The neighbours reported that they heard a bang, thought initially to be a car backfire, at 9pm the previous night but a flawed medical examiners report failed to pinpoint the exact time of death. The last person to see Taylor alive and initially the first prime suspect was actress Mabel Normand. A rising star of the silent era, she was the first person to throw a custard pie on screen and would also direct Charlie Chaplin in ‘Mabel’s Strange Predicament’, the first time that he would portray the tramp character that made him famous.

Her connection to the Taylor murder and the subsequent murder of her chauffeur, R.C. Greer, in December 1923 in front of her, effectively ended her career. Norman was exonerated when witnesses saw her drive away at 8.30pm having said goodbye to Taylor. Another early suspect was starlet Mary Minter, who had a crush on the director and had written some intimate letters to Taylor but these had disappeared by the time the police arrived. The involvement of these women and the rumours of orgies and drugs created sensational newspaper headlines.

Another prime suspect was a previously employed valet of Taylor’s, Edward Sands, who had been sacked for stealing from his employer and mysteriously the day after the murder disappeared. The L.A. District Attorney in charge of the investigation, Thomas Woolwine, concentrated a lot of police resources on finding the missing valet but he was never found. There was newspaper speculation that he had sent the police a confession before boarding a ship in New England and heading to Europe but this was believed after to be a misdirect planted in the newspapers by Woolwine.

By the time of his death, Taylor had appeared in 27 films and directed a further sixty. There were stories that his murder was a mafia hit that was drug related or a jealous lover or a jilted husband. Yet another prime suspect was Mary Minter’s mother Charlotte Shelby, a controlling socialite who appeared to be having an affair with DA Woolwine. Woolwine’s investigation was meandering and he would later be found guilty of embezzlement and political corruption.

The case today remains unsolved; in Sidney Kirkpatrick’s 1946 book ‘Cast of Killers’ no conclusion was drawn but the film maker King Vidor who heavily researched the story for a possible film, concluded that the most likely killer was Minter’s mother Shelby who was annoyed the Taylor was not helping her daughter more in the industry and that it was her relationship with the DA that helped cover up the crime.

In 1930 the case continued to make headlines when Russell Rinaldo confessed to the police that he had killed the Irishman but after a lengthy investigation no case was proven. There were several deathbed confessions by actresses including Patricia Palmer in 1964. There have been, just like the Kennedy assassination, endless theories and conspiracies even a regular newsletter known as ‘Taylorology’ published regularly by Bruce Long. It was Taylor’s sensational murder and the previous trial of Fatty Arbuckle for rape, which forced liberal Hollywood to clean up its act.
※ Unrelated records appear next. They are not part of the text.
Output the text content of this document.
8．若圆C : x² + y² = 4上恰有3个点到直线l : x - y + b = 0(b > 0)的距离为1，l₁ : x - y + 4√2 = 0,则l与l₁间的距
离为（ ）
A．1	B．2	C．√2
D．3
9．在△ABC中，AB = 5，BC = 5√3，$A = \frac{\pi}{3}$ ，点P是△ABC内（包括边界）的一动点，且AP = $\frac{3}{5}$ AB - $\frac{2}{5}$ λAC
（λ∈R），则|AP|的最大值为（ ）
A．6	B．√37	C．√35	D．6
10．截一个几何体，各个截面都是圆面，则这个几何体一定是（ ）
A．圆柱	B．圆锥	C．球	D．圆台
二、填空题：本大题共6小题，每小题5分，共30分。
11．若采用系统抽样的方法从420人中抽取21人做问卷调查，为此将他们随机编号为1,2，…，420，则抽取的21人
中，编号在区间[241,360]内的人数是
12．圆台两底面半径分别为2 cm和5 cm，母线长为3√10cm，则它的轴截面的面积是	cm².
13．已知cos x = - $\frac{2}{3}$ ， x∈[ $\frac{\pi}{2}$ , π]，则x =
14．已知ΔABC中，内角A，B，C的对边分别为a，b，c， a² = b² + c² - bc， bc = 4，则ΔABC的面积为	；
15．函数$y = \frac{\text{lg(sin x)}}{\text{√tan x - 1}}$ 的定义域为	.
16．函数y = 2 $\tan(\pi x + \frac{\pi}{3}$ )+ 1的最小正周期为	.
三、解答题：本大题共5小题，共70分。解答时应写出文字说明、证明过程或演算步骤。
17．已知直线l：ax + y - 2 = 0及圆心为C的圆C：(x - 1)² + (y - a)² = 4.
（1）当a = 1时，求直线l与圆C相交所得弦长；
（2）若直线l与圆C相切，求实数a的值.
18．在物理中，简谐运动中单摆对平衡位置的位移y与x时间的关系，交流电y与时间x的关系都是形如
To pre-empt the planned federal legislation cleaning up Tinseltown, the major studios came together and created a code of conduct that self-censored the industry, known as the Hays Code, named after William Hays. The code prohibited profanity, suggestive nudity, graphic or realistic violence, sexual persuasions and rape.

One final plot twist come courtesy of the film website, IMDB. According to Desmond’s biography page he had an eight-year affair with a set designer George Hopkins until his death in February 1922.